4-volumesof my collected papers (Psychoanalysis, Culture and Society, Religion, Biography) will be published by Oxford University Press at the end of the year. A slim volume of essays on Gandhi with the title Brotherhood is yet a Distant Dream will also be published by OUP this year.

10. What is your advice for aspiring psychologists who want to work with psychoanalysis?

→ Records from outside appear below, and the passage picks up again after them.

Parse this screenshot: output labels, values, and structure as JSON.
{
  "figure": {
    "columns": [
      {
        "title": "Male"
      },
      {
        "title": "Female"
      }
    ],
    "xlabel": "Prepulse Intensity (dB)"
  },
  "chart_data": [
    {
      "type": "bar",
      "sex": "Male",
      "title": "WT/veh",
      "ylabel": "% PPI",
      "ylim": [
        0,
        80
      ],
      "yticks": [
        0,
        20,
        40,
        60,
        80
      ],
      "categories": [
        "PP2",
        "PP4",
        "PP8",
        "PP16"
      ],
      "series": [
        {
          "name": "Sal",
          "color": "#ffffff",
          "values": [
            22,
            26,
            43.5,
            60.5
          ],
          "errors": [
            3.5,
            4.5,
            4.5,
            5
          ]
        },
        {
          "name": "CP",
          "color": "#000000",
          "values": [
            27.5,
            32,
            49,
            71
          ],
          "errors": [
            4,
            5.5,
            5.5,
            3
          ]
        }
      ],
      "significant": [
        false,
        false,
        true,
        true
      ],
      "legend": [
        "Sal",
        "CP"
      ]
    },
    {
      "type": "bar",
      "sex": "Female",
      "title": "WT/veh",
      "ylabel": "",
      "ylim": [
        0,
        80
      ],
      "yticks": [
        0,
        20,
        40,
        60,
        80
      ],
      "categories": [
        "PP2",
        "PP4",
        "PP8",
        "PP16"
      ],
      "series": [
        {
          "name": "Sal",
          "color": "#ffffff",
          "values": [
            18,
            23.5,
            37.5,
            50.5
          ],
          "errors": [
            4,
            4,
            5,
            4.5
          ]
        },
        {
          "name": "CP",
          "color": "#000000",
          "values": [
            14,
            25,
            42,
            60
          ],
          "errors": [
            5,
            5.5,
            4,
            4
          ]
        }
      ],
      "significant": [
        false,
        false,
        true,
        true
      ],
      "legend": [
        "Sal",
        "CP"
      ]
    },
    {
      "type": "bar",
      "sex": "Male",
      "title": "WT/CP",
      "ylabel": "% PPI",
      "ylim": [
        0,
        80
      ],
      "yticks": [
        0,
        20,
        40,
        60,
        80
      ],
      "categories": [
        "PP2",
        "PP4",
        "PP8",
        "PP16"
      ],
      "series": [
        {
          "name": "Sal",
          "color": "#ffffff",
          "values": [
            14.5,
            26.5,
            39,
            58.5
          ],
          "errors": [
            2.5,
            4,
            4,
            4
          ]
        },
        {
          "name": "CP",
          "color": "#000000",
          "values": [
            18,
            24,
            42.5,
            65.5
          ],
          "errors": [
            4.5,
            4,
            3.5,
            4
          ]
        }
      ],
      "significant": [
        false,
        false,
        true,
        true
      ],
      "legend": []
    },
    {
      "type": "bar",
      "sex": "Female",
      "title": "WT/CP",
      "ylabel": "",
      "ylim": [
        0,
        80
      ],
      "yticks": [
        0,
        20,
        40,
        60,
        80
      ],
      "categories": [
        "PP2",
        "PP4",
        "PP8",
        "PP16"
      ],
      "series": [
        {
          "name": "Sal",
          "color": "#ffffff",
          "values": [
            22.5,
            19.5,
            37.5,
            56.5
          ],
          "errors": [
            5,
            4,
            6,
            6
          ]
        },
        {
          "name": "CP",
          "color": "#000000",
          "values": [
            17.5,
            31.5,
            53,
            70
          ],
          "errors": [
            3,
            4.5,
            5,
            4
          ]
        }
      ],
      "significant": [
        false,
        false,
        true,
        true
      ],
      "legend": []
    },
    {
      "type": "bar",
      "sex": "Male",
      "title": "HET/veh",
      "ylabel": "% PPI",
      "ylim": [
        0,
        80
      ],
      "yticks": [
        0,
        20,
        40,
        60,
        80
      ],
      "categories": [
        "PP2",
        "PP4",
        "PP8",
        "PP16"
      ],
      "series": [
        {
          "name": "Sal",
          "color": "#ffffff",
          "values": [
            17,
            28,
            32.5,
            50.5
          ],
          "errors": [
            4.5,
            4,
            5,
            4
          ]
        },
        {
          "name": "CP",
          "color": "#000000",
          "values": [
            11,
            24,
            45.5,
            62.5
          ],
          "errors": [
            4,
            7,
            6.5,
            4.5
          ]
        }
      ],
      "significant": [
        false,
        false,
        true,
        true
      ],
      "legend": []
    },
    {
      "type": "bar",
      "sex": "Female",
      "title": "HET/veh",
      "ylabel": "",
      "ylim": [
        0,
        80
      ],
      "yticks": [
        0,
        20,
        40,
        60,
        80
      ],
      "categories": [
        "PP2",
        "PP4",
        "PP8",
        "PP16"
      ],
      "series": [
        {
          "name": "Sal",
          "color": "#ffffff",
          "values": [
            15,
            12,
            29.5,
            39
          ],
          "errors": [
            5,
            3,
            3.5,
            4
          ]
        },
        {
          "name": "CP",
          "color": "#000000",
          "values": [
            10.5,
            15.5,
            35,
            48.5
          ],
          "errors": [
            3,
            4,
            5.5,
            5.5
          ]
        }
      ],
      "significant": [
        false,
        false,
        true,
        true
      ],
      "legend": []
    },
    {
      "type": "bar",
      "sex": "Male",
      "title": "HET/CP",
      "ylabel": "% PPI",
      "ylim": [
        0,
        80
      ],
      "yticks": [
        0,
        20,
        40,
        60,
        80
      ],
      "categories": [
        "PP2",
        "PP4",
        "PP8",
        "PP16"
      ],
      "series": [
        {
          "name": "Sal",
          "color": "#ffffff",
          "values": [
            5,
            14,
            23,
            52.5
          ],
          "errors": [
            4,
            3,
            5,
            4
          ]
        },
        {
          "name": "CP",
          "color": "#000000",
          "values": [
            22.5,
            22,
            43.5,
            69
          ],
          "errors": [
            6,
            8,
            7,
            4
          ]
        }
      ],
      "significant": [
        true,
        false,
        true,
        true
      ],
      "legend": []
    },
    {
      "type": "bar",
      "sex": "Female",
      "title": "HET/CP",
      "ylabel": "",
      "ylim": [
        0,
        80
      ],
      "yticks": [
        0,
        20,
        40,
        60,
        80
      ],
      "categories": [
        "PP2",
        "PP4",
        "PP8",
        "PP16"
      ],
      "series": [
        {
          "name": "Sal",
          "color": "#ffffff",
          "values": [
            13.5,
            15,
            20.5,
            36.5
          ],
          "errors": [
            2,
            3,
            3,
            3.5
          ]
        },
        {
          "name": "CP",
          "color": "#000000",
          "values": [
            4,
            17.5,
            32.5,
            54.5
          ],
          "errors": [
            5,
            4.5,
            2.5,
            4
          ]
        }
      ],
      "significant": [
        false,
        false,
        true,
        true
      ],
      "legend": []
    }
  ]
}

I cannot deny the wish for the evolution of an ‘Indian psychoanalysis’, to replace the ‘psychoanalysis in India’ we have today. A wish, that the coming generation of Indian psychoanalysts (to adapt a Rabindranath Tagore’ phrase) do not continue to live on the outskirts of Western psychoanalysis as the ‘hewers of texts and drawers of book learning’, but are equal contributors in shaping of a global psychoanalytic enterprise. (This wish applies to much of psychology, too.)  Not by rejecting the psychoanalytic knowledge gathered over more than a century of the discipline’s existence but by critically engaging with the inevitable Western cultural biases in many of its models and theories.  The wish is that a future generation of psychoanalysts realizes that a critical stance is now needed after a long, much too long phase of idealization of Western analytic gurus, and that we need to engage with their valuable contributions from the perspective of Indian clinical experience and from an awareness of Indian psychological thought—Hindu, Buddhist, and Sufi. This does not mean a rejection of the fruits of Western psychological thought but to complement it, wherever possible, with insights from our own tradition. What I object to is the disproportional space Western ideas and world-view occupy in the modern Indian mind and much of psychology taught in our colleges and universities. This has killed or hampered the opportunity to create a new combination of truths. As Rabindranath Tagore observes, an observation that I believe applies to much of psychology we have been teaching, ‘It is this which makes me urge that all the elements in our own culture have to be strengthened, not to resist the Western culture, but truly accept and assimilate it; to use it for our sustenance, not as our burden; to get mastery over this culture and not to live on its outskirts as the hewers of texts and drawers of book learning.